A devastating 7.8 magnitude earthquake hit Nepal on 25 April and the country now faces major challenges: addressing the current humanitarian crisis, rehousing its people, rebuilding major social and communications infrastructure and re-launching government and social services. The European Union immediately made available €3 million, in addition to further assistance from the Member States and the deployment of European Commission’s humanitarian aid and civil protection experts to the crisis area.
When natural disasters of this scale occur, there is obviously an immediate focus on humanitarian needs and the government almost instantly faces a huge and unforeseen financial pressure on the national budget. Development Assistance can be very relevant to address such fiscal needs from day one after the disaster. It is in this context that the European Commission announced an advance payment of budgetary support worth €16.6 million to assist Nepal and provide additional revenue for the Government. This funding is made available from the 2007-2013 development programme for Nepal under the Development Cooperation Instrument (DCI) for activities covering stability and peace building, as well as support to the education sector.
In the perspective of a post-emergency rehabilitation and reconstruction programme, the European Commission does not contemplate modifying the current 2014-2020 development programme for Nepal. The priority sectors remain relevant but based on the needs assessment currently being carried out, reconstruction may need to be included throughout the development programme.
Main objectives of the EU – Nepal development cooperation 2014-2020
Nepal is dependent on external aid (25% of the Budget), with aid disbursements highly contingent upon political developments in the country and the government’s absorption capacity.

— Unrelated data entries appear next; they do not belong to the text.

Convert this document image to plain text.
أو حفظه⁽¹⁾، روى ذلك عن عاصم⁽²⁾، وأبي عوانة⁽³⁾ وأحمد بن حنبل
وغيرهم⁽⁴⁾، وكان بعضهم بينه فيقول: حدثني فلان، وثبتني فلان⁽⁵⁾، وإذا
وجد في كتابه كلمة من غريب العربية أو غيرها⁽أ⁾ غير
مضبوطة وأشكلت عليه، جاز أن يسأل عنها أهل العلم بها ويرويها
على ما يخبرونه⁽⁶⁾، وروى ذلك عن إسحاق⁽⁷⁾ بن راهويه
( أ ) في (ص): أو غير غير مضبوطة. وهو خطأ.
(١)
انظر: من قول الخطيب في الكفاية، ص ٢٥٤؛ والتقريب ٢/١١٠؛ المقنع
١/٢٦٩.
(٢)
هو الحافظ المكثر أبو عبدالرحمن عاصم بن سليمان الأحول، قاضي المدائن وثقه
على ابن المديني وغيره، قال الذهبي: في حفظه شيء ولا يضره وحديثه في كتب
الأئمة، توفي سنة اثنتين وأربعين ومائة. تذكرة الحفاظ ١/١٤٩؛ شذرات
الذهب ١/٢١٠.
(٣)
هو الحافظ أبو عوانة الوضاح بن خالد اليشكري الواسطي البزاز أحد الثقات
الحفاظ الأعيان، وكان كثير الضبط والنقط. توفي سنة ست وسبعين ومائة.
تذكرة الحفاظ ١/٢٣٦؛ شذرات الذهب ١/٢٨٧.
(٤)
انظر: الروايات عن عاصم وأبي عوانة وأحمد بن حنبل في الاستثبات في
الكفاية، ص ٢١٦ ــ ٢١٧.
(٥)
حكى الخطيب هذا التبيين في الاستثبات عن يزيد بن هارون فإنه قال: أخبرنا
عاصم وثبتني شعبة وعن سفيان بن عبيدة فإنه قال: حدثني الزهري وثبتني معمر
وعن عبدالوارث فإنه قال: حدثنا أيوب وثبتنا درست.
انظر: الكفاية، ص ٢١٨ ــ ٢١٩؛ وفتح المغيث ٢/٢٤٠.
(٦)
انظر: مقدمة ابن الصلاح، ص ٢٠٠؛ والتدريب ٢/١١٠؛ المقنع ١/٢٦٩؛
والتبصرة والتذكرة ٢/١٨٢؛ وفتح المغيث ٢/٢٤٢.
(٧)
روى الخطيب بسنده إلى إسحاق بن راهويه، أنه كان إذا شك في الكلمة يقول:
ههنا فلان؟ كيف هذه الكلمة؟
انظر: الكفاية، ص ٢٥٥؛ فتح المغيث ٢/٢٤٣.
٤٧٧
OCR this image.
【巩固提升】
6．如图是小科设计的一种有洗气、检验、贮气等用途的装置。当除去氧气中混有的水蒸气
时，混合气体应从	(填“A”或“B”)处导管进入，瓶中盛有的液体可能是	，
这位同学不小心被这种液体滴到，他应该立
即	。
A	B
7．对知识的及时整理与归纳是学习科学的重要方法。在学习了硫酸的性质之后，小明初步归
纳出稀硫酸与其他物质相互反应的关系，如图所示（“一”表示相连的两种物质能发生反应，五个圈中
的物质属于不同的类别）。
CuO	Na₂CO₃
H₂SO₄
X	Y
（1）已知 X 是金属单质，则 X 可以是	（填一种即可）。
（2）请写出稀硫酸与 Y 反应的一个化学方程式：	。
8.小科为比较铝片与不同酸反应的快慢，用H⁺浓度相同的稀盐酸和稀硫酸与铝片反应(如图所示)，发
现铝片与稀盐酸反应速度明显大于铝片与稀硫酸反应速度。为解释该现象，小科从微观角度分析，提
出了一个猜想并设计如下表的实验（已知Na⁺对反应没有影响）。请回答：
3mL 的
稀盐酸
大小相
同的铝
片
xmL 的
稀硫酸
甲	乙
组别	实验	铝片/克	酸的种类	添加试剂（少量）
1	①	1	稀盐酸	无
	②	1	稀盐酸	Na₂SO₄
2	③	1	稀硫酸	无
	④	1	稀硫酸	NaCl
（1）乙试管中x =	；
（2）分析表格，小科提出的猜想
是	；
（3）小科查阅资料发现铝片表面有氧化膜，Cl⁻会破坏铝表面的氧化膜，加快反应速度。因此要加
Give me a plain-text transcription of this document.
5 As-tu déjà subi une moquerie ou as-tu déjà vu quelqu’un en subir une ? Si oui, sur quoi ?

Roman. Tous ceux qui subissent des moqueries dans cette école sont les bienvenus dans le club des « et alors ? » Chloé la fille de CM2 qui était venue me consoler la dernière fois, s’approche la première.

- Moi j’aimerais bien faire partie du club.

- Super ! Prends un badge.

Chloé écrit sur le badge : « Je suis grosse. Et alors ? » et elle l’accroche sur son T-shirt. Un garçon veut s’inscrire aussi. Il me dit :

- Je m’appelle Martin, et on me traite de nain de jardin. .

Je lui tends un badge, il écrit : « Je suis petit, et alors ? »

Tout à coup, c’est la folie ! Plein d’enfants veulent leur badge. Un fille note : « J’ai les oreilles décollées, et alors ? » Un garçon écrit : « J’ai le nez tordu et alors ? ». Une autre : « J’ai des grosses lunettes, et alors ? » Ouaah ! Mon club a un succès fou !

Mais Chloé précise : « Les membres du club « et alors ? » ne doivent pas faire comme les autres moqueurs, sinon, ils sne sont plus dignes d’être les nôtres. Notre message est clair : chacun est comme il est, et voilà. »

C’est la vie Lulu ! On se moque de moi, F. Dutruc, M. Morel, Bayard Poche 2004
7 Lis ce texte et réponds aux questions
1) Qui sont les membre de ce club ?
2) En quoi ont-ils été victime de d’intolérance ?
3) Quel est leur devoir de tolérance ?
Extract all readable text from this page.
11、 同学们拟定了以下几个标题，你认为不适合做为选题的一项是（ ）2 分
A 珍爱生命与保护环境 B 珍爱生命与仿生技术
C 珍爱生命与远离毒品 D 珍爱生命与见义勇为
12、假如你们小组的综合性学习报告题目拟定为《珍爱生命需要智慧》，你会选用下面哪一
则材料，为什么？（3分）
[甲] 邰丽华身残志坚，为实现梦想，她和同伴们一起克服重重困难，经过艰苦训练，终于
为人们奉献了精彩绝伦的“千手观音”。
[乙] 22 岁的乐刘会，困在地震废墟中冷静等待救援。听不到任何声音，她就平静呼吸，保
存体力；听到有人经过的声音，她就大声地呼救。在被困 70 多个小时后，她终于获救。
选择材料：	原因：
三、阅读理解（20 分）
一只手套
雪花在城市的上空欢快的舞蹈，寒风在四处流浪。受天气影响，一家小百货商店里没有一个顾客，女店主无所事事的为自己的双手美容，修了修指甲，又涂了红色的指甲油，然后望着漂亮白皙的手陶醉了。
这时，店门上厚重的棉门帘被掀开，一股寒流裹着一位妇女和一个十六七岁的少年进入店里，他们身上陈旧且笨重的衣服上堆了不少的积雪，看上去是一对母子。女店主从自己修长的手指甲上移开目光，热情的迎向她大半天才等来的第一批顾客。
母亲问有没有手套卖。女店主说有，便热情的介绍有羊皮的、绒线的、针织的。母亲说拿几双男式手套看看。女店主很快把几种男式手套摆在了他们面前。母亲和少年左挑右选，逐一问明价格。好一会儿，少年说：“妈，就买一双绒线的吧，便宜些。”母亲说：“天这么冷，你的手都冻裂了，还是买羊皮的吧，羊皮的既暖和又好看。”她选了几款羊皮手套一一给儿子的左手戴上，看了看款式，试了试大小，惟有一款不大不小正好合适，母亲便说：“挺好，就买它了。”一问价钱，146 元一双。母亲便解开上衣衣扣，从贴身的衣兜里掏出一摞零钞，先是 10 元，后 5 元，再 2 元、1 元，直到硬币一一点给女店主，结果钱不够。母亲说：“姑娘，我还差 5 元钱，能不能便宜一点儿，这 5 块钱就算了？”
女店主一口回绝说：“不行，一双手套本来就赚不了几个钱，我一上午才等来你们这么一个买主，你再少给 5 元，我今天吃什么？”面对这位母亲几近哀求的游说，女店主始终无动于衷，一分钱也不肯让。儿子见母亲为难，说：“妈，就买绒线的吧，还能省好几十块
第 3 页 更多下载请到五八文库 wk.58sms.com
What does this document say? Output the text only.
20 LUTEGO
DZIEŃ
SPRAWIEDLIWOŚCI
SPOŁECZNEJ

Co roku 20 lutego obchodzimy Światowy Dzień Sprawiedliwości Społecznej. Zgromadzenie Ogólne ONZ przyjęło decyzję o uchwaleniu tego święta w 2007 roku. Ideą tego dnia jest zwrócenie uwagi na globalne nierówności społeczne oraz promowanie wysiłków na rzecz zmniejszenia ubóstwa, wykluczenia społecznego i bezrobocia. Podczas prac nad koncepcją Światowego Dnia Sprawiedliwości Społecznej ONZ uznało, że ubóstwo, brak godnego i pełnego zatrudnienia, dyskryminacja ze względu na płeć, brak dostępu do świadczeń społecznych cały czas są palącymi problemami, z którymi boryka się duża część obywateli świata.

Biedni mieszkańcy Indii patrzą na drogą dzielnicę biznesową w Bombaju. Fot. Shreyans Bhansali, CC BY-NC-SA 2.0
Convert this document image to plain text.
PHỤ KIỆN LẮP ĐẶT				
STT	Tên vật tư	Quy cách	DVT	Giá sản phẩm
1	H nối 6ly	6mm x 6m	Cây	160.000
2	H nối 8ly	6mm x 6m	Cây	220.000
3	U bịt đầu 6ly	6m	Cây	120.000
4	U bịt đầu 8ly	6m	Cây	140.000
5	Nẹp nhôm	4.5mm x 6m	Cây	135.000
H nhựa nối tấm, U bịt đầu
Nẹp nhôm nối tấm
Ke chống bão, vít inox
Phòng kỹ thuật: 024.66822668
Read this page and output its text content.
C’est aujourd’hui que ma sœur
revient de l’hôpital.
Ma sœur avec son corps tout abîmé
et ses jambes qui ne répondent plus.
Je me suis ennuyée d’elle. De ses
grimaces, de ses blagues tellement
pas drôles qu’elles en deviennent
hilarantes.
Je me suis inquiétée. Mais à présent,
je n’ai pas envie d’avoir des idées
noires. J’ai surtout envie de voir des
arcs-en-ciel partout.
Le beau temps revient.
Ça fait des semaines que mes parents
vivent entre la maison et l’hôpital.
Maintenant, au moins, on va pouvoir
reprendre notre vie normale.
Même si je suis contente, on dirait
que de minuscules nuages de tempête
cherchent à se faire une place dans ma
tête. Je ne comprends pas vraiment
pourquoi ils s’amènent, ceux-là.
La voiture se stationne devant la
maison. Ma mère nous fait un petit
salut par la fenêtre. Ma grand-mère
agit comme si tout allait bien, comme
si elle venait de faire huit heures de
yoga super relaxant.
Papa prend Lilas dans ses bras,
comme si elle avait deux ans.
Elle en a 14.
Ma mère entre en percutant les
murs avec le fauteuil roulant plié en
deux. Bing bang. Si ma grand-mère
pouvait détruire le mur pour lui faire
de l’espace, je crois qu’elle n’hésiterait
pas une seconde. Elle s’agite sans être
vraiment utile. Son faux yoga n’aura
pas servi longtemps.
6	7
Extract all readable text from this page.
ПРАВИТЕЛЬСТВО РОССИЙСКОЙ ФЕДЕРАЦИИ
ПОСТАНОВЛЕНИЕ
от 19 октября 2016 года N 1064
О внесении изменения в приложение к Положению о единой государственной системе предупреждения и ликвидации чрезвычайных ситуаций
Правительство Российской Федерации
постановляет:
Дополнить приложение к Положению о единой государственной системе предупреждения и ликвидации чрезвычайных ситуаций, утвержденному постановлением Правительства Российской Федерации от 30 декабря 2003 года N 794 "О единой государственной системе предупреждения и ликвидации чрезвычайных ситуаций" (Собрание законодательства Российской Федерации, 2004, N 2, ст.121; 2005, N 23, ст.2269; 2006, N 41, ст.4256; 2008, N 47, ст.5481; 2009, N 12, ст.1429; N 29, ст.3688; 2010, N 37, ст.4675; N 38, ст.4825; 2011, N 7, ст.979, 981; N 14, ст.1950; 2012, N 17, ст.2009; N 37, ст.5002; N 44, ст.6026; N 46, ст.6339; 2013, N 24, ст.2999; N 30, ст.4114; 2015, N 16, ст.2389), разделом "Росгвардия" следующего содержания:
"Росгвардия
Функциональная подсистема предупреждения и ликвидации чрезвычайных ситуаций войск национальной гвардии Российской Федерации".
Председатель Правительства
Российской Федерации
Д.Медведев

The EU – Nepal cooperation programme for the time period 2014-2020 (known as the Multiannual Indicative Programme, or MIP)-) amounts to a total of €360 million. It has been aligned with the priorities of the Government’s National Development Plan.
The following have been chosen as priority sectors following consultations with the Nepalese Government and other development partners:
- Sustainable Rural Development – to stimulate the sustainable development of Nepal’s rural areas by transforming agriculture from a sector largely based on low-value and subsistence production to a competitive, sustainable, and inclusive agriculture that brings economic growth, improved access, improved livelihoods, and food and nutrition security, whilst reducing vulnerability to climate change and natural disasters.
- Education – to contribute to equitable access to and completion of quality school education for girls and boys and the provision of literacy and livelihood opportunities for adults, boosting individual, family and wider social and economic development
- Democracy and decentralisation – to continue supporting elections (three elections envisaged during next five years – national, provincial and local), to more generally support the decentralisation process and reduce corruption at national and local level.
In addition, Nepal can benefit from the Asia Regional MIP, specifically regarding Aid for Trade cooperation (€15 million), Aid to Uprooted People (Burmese refugees, €2 million), the Asia Investment Facility (blending), South Asian Association for Regional Cooperation (SAARC) regional integration (around €25 million) as well as SWITCH-Asia (a grants programme funded through the DCI that promotes sustainable consumption and production among consumers, small and medium-sized enterprises and Asian policy-makers in 15 Asian countries), and the thematic programmes and instruments such as Non-state actors and local authorities in development (NSA/LA) (€2-3 million per year), European Instrument for Democracy and Human Rights (EIDHR) (€600 000 per year) and Global Public Goods and Challenges.
Ongoing EU – Nepal development cooperation
The majority of resources allocated to Nepal are channelled through bilateral co-operation which is ruled by the Development Co-operation Instrument (DCI). The majority of the on-going projects were launched under the previous programming period from 2007-2013.
The total budget for the period 2007 to 2013 amounted to €114 million. The three main sectors of cooperation included: 1. education – support for School Sector Reform Programme; 2. stability and peace building – support to stability and peace building public finance management and support to the electoral cycle; 3. trade facilitation and economic capacity building programme.